A woman walks the street in Seychelles' capital of Victoria. Source: Getty Images

It was after three new cases were found in the islands which were once considered to be free from coronavirus.

"The virus is spreading and it's likely that several dozens of Caledonians are now infected," the territory's president Louis Mapou said.

The islands have had 202 cases since the pandemic began but 66 of these have occurred since the start of the week. New Caledonia also has a small population of just under 288,000 people.

Rich countries told to pause booster shots

There is a way to stop the spread internationally, including to poorer nations across the globe, according to the World Health Organisation.

But it would mean refraining from making booster shots unavailable and donating excess vaccines.

Although, that suggestion appears to have fallen on deaf ears.

WHO director-general Tedros Adhanom Ghebreyesus also said he was "appalled" by comments by a leading association of pharmaceutical manufacturers a day earlier that said vaccine supplies were high enough to allow for both booster shots and vaccinations in countries in dire need of jabs but facing shortages.

"I will not stay silent when companies and countries that control the global supply of vaccines think the world's poor should be satisfied with leftovers," he said in Geneva on Wednesday.

Tedros had previously called for a "moratorium" on booster shots through the end of September.

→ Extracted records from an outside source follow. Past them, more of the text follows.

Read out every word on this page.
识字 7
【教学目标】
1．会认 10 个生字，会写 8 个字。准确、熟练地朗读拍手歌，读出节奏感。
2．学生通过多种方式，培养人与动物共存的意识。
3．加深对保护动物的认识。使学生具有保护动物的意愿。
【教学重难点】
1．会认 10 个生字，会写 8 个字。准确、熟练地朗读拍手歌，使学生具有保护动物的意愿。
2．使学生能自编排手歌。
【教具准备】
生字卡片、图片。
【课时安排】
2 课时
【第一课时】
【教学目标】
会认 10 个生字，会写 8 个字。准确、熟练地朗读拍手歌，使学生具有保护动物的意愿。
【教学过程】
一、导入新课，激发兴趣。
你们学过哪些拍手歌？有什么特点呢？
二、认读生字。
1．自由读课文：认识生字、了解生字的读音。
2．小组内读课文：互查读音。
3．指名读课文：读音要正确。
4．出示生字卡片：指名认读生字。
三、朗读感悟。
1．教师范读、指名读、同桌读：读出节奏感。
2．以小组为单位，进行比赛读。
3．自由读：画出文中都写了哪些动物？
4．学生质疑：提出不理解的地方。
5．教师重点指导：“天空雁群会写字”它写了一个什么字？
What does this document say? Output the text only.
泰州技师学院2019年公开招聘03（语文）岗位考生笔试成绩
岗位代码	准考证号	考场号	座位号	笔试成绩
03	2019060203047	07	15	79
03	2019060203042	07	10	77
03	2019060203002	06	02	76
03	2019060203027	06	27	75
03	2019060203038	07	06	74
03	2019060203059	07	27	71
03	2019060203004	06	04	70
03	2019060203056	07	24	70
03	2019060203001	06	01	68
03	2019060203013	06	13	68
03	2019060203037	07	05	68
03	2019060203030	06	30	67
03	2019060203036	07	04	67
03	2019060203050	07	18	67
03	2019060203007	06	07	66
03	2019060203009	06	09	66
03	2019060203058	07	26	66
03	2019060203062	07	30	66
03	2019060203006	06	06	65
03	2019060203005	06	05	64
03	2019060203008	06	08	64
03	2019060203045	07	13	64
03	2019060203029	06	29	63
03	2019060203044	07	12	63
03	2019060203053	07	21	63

The Director General of the World Health Organisation (WHO) Tedros Adhanom Ghebreyesus speaks during a bilateral meeting with Swiss Interior and Health Minister before signing a BioHub Initiative with a global Covid-19 Pathogen repository in Spiez laboratory on the sideline of the opening of the 74th World Health Assembly at the WHO headquarters in Geneva.
The Director General of the World Health Organisation (WHO) Tedros Adhanom Ghebreyesus has called for a mortatorium on Covid-19 booster shots. Source: Getty Images

But wealthy countries - including Israel, Britain, Denmark, France, Germany, Spain and the US - have begun or are considering plans to offer third shots of two-dose vaccines to their vulnerable people such as the elderly or those with compromised immune systems.

The WHO chief said he received "clear support" at a meeting of G20 countries this month for a WHO target that all countries vaccinate at least 40 per cent of their people by the year's end.

"A month ago, I called for a global moratorium on booster doses, at least until the end of September to prioritise vaccinating the most at risk people around the world who are yet to receive their first dose," Tedros said.

"There has been little change in the global situation since then.

"So today, I'm calling for an extension of the moratorium until at least the end of the year to enable every country to vaccinate at least 40 per cent of its population."

WHO says 5.5 billion coronavirus vaccines have been administered so far, but 80 per cent of those have been to upper- and middle-income countries.

Tedros said rich countries had offered to donate one billion vaccine doses but under 15 per cent of those doses had "materialised".